Christie’s numbers zoomed back down. Rubio, meanwhile—the slender, athletic golden boy, he of the effortless charisma and spotty voting record—came in third in Iowa and was immediately hailed by the commentariat as the man who would single-handedly save the Republican Party from its chaos and torpor.
This was apparently too much for Christie. It was time for the big man to take matters into his own hands.
Over the past week, Christie attacked Rubio in starkly personal terms, calling him a sheltered lightweight and worse. “Maybe he’ll do more than 40 minutes on a little stage telling everybody his canned speech that he’s memorized,” Christie said in Bedford on Tuesday, voice dripping with disdain. “This isn’t a student-council election, everybody. This is an election for president of the United States. Let’s get the boy in the bubble out of the bubble.” He added, “It’s time for him to man up and step up and stop letting all of his handlers write his speeches and handle him.”
At every town hall, a version of this pitch was near the top of Christie’s remarks (which, it should be said, are loose and fluent, but certainly include their share of talking points and practiced, word-for-word spiels): a warning not to elect a callow, first-term U.S. senator with no accomplishments to speak of. Rubio, he told the audience in Salem—a bright floodlight behind him, a blue banner reading “CHRISTIE 2016: TELLING IT LIKE IT IS”—“gives the same six answers to every question. Right now, because they like him, they call him disciplined.” There was, he implied, another word for it.
And so it should have come as no surprise to Rubio when, on Saturday, Christie roared into the final debate before the New Hampshire primary and locked onto his target. The moderators tossed Christie a strike right over the plate. He leveled exactly the criticism of Rubio he’d been making for days—and Rubio froze.
“There it is!” Christie cried, after Rubio repeated the same odd line for the third time in a row. “There it is. The memorized 25-second speech. There it is, everybody.” The old prosecutor was up there, cross-examining the witness, and all the witness could do was cling to his ever-more-implausible story. By the time the debate was over, Christie's pummeling of Rubio was the big headline of the night.

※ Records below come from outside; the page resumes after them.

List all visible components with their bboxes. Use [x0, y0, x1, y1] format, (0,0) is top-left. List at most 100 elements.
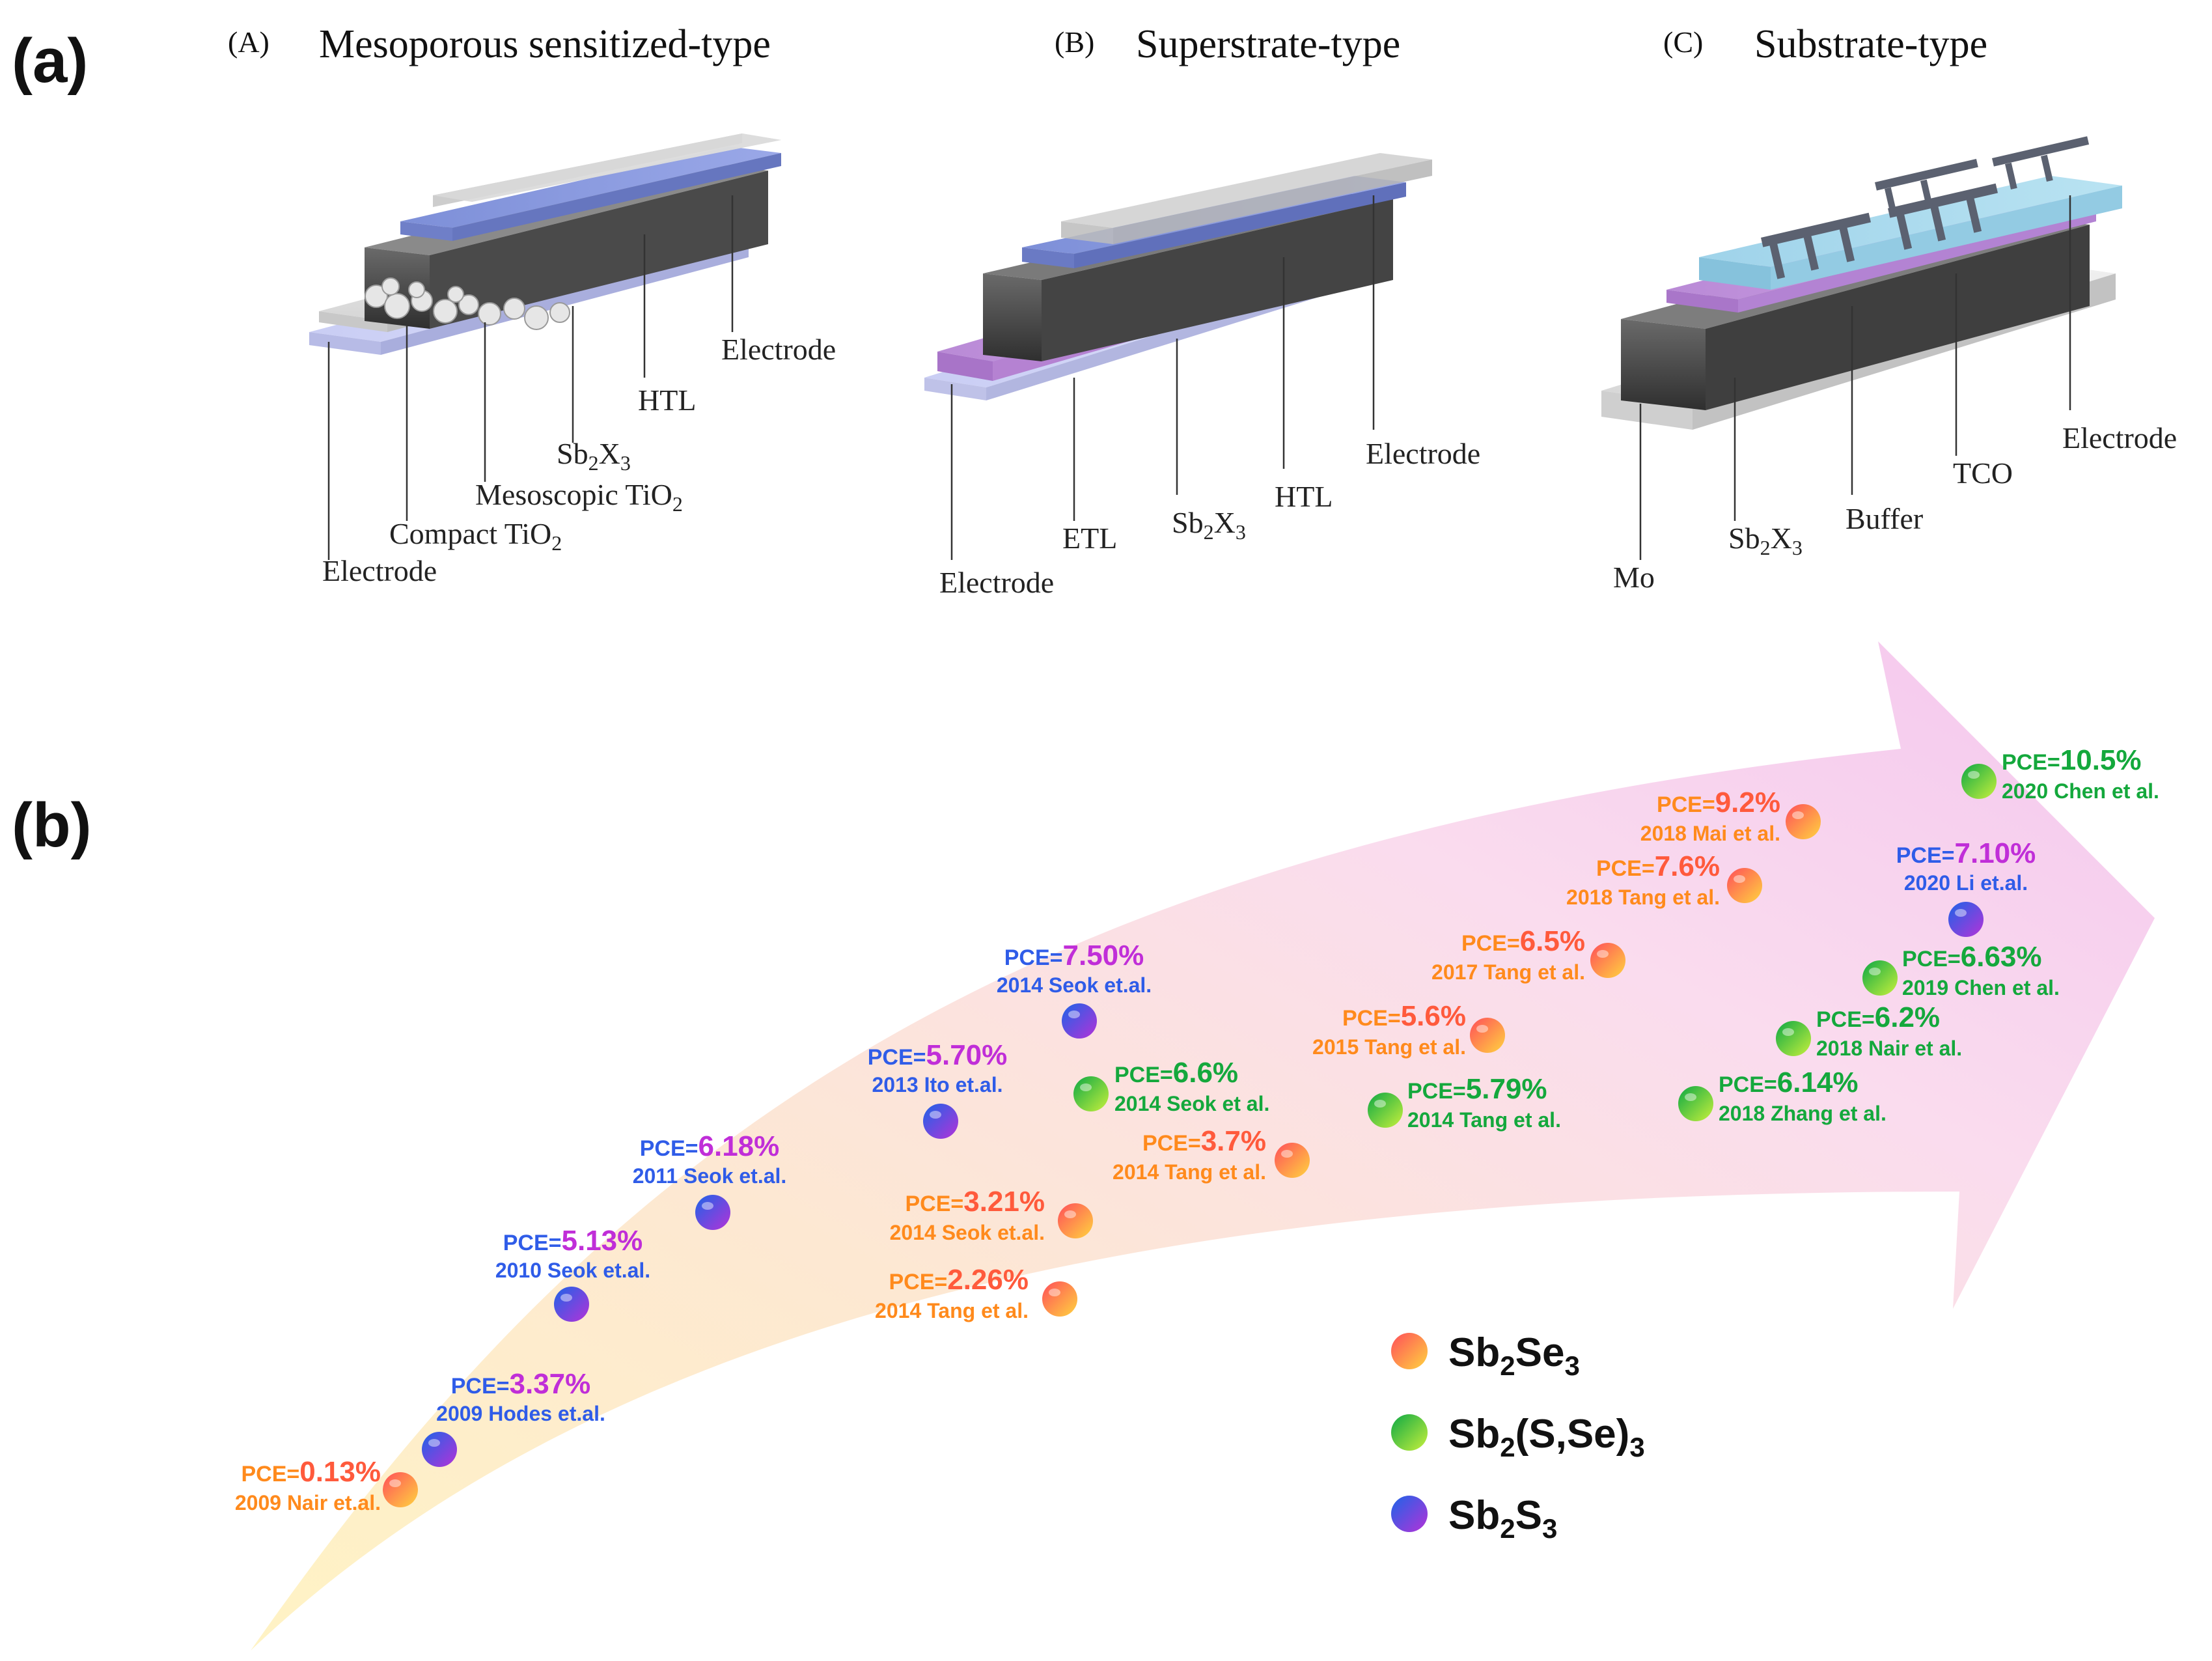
- label-c-buffer: Buffer: [1846, 502, 1923, 535]
- structure-b-title: (B) Superstrate-type: [1055, 22, 1400, 66]
- milestone-marker: [1062, 1003, 1097, 1039]
- milestone-reference: 2015 Tang et al.: [1312, 1035, 1466, 1059]
- label-a-absorber: Sb2X3: [557, 437, 631, 475]
- milestone-marker-highlight: [1792, 811, 1804, 819]
- legend-item-sb2sse3: Sb2(S,Se)3: [1391, 1412, 1645, 1462]
- milestone-pce: PCE=5.79%: [1407, 1073, 1547, 1105]
- milestone-marker: [1058, 1203, 1093, 1238]
- milestone-5-6: PCE=5.6% 2015 Tang et al.: [1312, 1000, 1505, 1059]
- label-a-electrode-top: Electrode: [721, 333, 836, 366]
- label-c-tco: TCO: [1953, 456, 2013, 490]
- label-c-mo: Mo: [1613, 561, 1655, 594]
- milestone-marker: [923, 1104, 958, 1139]
- milestone-marker-highlight: [1869, 968, 1881, 975]
- milestone-marker-highlight: [389, 1479, 401, 1487]
- legend-swatch-sb2se3: [1391, 1333, 1428, 1369]
- milestone-marker: [1776, 1021, 1811, 1056]
- milestone-marker-highlight: [1597, 950, 1609, 958]
- milestone-marker: [1590, 943, 1625, 978]
- milestone-0-13: PCE=0.13% 2009 Nair et.al.: [235, 1456, 418, 1514]
- device-c-stack: [1601, 136, 2122, 430]
- milestone-pce: PCE=3.37%: [451, 1368, 591, 1400]
- device-c-grid: [1761, 136, 2090, 279]
- label-b-absorber: Sb2X3: [1172, 506, 1246, 544]
- milestone-reference: 2009 Hodes et.al.: [436, 1402, 605, 1425]
- milestone-reference: 2011 Seok et.al.: [633, 1164, 787, 1188]
- milestone-marker-highlight: [1685, 1093, 1696, 1101]
- structure-c-tag: (C): [1663, 25, 1703, 59]
- milestone-marker: [1368, 1093, 1403, 1128]
- milestone-reference: 2014 Tang et al.: [875, 1299, 1029, 1322]
- device-b-stack: [924, 153, 1432, 400]
- milestone-marker-highlight: [560, 1294, 572, 1302]
- milestone-reference: 2009 Nair et.al.: [235, 1491, 381, 1514]
- legend-item-sb2s3: Sb2S3: [1391, 1493, 1557, 1544]
- milestone-marker: [1948, 902, 1984, 937]
- milestone-marker-highlight: [1374, 1100, 1386, 1108]
- milestone-marker-highlight: [702, 1202, 713, 1210]
- milestone-marker-highlight: [1968, 771, 1980, 779]
- milestone-pce: PCE=6.18%: [640, 1130, 780, 1162]
- milestones: PCE=0.13% 2009 Nair et.al. PCE=3.37%2009 H…: [235, 744, 2159, 1514]
- device-a-labels: Electrode HTL Sb2X3 Mesoscopic TiO2 Comp…: [322, 333, 836, 587]
- legend-item-sb2se3: Sb2Se3: [1391, 1330, 1580, 1381]
- milestone-marker: [1786, 804, 1821, 839]
- milestone-pce: PCE=6.5%: [1461, 925, 1585, 957]
- milestone-marker-highlight: [1782, 1028, 1794, 1036]
- milestone-marker: [383, 1472, 418, 1507]
- milestone-6-2: PCE=6.2% 2018 Nair et al.: [1776, 1001, 1962, 1060]
- milestone-6-6: PCE=6.6% 2014 Seok et al.: [1073, 1057, 1269, 1115]
- milestone-pce: PCE=3.21%: [905, 1186, 1045, 1218]
- label-b-electrode-top: Electrode: [1366, 437, 1480, 470]
- milestone-7-10: PCE=7.10%2020 Li et.al.: [1896, 837, 2036, 937]
- milestone-marker: [1275, 1143, 1310, 1178]
- legend-label-sb2s3: Sb2S3: [1448, 1493, 1557, 1544]
- milestone-7-50: PCE=7.50%2014 Seok et.al.: [997, 940, 1152, 1039]
- milestone-3-21: PCE=3.21% 2014 Seok et.al.: [890, 1186, 1093, 1244]
- structure-a-tag: (A): [228, 25, 270, 59]
- label-b-etl: ETL: [1062, 522, 1117, 555]
- device-a-stack: [309, 133, 781, 355]
- milestone-reference: 2018 Tang et al.: [1566, 886, 1720, 909]
- milestone-reference: 2014 Tang et al.: [1113, 1160, 1266, 1184]
- milestone-reference: 2018 Nair et al.: [1816, 1037, 1962, 1060]
- milestone-reference: 2020 Chen et al.: [2002, 779, 2159, 803]
- milestone-marker-highlight: [1734, 875, 1745, 883]
- label-a-htl: HTL: [638, 384, 696, 417]
- structure-a-name: Mesoporous sensitized-type: [319, 22, 771, 66]
- milestone-6-5: PCE=6.5% 2017 Tang et al.: [1431, 925, 1625, 984]
- milestone-9-2: PCE=9.2% 2018 Mai et al.: [1640, 787, 1821, 845]
- milestone-pce: PCE=6.63%: [1902, 941, 2042, 973]
- milestone-reference: 2014 Tang et al.: [1407, 1108, 1561, 1132]
- milestone-marker: [1862, 960, 1898, 996]
- milestone-pce: PCE=9.2%: [1657, 787, 1780, 818]
- milestone-reference: 2017 Tang et al.: [1431, 960, 1585, 984]
- device-b-leaders: [950, 195, 1375, 560]
- milestone-marker: [1961, 764, 1997, 799]
- milestone-pce: PCE=3.7%: [1142, 1125, 1266, 1157]
- milestone-pce: PCE=2.26%: [889, 1264, 1029, 1296]
- milestone-6-63: PCE=6.63% 2019 Chen et al.: [1862, 941, 2060, 999]
- milestone-pce: PCE=7.10%: [1896, 837, 2036, 869]
- legend-label-sb2sse3: Sb2(S,Se)3: [1448, 1412, 1645, 1462]
- milestone-marker-highlight: [1955, 909, 1967, 917]
- milestone-10-5: PCE=10.5% 2020 Chen et al.: [1961, 744, 2159, 803]
- milestone-5-79: PCE=5.79% 2014 Tang et al.: [1368, 1073, 1561, 1132]
- milestone-marker: [1727, 868, 1762, 903]
- device-b-labels: Electrode HTL Sb2X3 ETL Electrode: [939, 437, 1480, 599]
- milestone-marker: [1678, 1086, 1713, 1121]
- milestone-reference: 2014 Seok et.al.: [890, 1221, 1045, 1244]
- milestone-marker-highlight: [1049, 1289, 1060, 1296]
- milestone-pce: PCE=5.6%: [1342, 1000, 1466, 1032]
- device-c-labels: Electrode TCO Buffer Sb2X3 Mo: [1613, 421, 2177, 594]
- progress-arrow: [251, 641, 2155, 1651]
- milestone-reference: 2014 Seok et al.: [1114, 1092, 1269, 1115]
- milestone-marker: [554, 1287, 589, 1322]
- milestone-marker-highlight: [1068, 1011, 1080, 1018]
- milestone-reference: 2019 Chen et al.: [1902, 976, 2060, 999]
- milestone-marker-highlight: [930, 1111, 941, 1119]
- label-b-electrode-bottom: Electrode: [939, 566, 1054, 599]
- milestone-marker-highlight: [428, 1439, 440, 1447]
- label-a-meso-tio2: Mesoscopic TiO2: [475, 478, 683, 516]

The next day, Sunday, Christie took a victory lap. “I think the whole race changed last night,” he said on CNN. “What I've been saying about Senator Rubio was on full display last night,” he said on Fox. “When the lights go on, I told you he wouldn’t be ready,” he told a town-hall audience in Hampton. Christie’s staff added an extra event to his schedule so he could gloat some more.
In the early evening, he glided into Cactus Jack’s in Manchester, which was packed with a pre-Super Bowl rush of people wearing Christie stickers. A cheer went up as he worked his way through the crowd, the mingled smells of steak fries and tacos wafting through the air. “We had a good time last night in that debate, what’d you think?” he grinned, as a clutch of cameras captured the moment.
He was still a long shot, with a lot of ground to make up between Christie and the prize he sought. But for one shining day, Chris Christie was back in the spotlight, where the big man believed he rightly belonged.